Here were the most popular posts of the year (bold posts were published this past year):

  1. async vs defer attributes published 26 February 2014 (↑ was #2)
  2. ASP.NET MVC display and editor templates published 16 December 2012 (↑ was #3)
  3. Handy adb commands for Android published 14 January 2014 (↓ was #1)
  4. Func<> and Action<> basics in C# published 5 August 2012
  5. Bucket sort published 15 June 2015 (↑ was #7)
  6. A* pathfinding algorithm published 3 June 2012 (new)
  7. Determine if a string is a palindrome published 21 February 2014 (↑ was #9)
  8. Fibonacci heap published 15 June 2014
  9. Binomial heap published 19 January 2014 (↓ was #6)
  10. Mastering VS Code’s Terminal published 3 March 2017 (new)

I noticed that Triangles in CSS dropped out of the top 10 for the first time since it was published.

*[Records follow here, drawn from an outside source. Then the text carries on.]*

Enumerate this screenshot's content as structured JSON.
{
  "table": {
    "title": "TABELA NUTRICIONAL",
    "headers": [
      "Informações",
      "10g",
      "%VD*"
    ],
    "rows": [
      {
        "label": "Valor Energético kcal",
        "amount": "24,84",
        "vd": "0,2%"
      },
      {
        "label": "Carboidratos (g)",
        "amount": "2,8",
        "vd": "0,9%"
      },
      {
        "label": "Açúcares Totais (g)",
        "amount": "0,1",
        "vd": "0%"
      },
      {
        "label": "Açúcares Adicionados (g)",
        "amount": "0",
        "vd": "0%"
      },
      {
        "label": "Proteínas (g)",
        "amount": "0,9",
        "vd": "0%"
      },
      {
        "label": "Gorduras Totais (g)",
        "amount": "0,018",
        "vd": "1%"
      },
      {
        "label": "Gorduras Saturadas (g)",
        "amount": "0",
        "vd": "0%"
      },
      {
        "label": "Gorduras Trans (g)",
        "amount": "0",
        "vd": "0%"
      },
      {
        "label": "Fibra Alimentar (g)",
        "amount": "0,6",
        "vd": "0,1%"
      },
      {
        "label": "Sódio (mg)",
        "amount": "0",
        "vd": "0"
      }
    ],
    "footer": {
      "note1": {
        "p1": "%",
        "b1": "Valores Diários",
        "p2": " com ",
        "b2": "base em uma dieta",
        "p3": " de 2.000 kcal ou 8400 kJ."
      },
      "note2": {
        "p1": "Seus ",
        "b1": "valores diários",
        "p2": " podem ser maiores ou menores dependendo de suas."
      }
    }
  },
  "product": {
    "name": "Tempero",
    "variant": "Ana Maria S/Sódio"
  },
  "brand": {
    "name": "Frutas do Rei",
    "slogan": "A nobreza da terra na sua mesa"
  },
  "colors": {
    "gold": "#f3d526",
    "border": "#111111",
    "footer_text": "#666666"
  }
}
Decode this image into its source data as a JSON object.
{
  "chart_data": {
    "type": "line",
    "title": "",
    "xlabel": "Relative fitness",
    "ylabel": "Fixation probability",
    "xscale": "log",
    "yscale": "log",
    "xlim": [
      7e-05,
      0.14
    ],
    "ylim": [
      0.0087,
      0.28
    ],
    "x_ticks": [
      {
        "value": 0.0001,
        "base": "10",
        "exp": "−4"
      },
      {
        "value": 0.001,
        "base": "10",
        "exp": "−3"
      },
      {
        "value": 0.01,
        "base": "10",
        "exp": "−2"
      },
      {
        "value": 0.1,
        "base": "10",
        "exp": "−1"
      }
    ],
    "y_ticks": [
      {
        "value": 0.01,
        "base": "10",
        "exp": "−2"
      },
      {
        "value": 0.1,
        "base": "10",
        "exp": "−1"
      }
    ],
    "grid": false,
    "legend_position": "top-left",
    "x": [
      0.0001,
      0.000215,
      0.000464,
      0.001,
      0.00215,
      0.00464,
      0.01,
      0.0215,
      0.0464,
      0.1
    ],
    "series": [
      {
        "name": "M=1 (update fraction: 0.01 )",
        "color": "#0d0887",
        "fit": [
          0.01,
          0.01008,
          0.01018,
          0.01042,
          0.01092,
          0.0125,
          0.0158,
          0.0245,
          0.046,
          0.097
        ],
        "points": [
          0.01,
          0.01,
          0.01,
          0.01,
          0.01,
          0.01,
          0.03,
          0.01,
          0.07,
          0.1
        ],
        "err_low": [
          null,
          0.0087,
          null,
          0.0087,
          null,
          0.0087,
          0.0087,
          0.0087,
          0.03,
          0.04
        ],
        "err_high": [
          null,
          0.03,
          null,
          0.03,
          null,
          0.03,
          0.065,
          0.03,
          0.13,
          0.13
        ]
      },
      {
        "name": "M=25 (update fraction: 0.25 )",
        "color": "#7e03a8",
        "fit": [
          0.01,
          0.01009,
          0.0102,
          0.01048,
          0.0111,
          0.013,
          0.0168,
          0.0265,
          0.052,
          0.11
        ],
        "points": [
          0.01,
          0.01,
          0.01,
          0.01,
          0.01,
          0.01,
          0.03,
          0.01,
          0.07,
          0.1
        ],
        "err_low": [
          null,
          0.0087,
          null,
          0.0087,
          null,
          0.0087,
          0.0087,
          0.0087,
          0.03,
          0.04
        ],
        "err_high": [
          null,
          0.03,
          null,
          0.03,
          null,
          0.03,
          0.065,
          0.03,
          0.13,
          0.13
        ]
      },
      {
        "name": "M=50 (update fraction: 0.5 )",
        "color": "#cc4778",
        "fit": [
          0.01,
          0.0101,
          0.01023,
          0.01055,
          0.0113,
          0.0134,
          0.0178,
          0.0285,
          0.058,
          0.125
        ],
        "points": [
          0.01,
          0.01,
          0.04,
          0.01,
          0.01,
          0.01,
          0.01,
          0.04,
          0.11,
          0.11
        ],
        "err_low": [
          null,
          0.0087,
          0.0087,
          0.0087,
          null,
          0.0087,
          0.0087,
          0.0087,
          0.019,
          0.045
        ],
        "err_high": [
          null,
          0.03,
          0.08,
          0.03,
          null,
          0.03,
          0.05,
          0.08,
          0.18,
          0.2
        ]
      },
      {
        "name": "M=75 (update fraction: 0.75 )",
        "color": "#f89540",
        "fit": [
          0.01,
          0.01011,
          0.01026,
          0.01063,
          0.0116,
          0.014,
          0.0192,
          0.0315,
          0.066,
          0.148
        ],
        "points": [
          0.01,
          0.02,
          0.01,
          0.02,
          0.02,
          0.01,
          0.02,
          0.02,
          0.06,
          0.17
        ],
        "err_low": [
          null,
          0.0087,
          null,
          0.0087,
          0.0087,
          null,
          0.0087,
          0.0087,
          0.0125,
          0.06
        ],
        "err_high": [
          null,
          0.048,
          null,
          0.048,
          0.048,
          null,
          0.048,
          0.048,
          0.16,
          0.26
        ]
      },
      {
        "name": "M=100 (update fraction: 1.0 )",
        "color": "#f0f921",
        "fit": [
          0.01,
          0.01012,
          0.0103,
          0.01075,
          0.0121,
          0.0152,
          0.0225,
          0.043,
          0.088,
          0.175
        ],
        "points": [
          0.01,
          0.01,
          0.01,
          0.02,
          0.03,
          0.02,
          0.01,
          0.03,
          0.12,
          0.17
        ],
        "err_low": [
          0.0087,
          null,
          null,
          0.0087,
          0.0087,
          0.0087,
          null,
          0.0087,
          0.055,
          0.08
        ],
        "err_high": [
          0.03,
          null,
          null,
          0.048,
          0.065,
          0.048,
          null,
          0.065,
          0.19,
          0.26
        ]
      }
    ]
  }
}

My favourite posts this year

These are my favourite posts for the past year:

  1. Radix sort - Radix sort had been the most searched term on the internal search for a long time so I had been meaning to get to this for a while.
  2. Mastering VS Code’s Terminal - I go over many of the lesser known capabilities of VS Code’s terminal, I’m planning on keeping this up to date as new versions are released.
  3. Enabling pull requests on GitHub wikis - A detailed look at how to enable pull requests on a GitHub wiki.
  4. Build heap proof - My first attempt at breaking down a CS proof and trying to explain it as simply as possible.
  5. Syncing VS Code extensions - I shared my system for synchronising VS Code extensions across computers.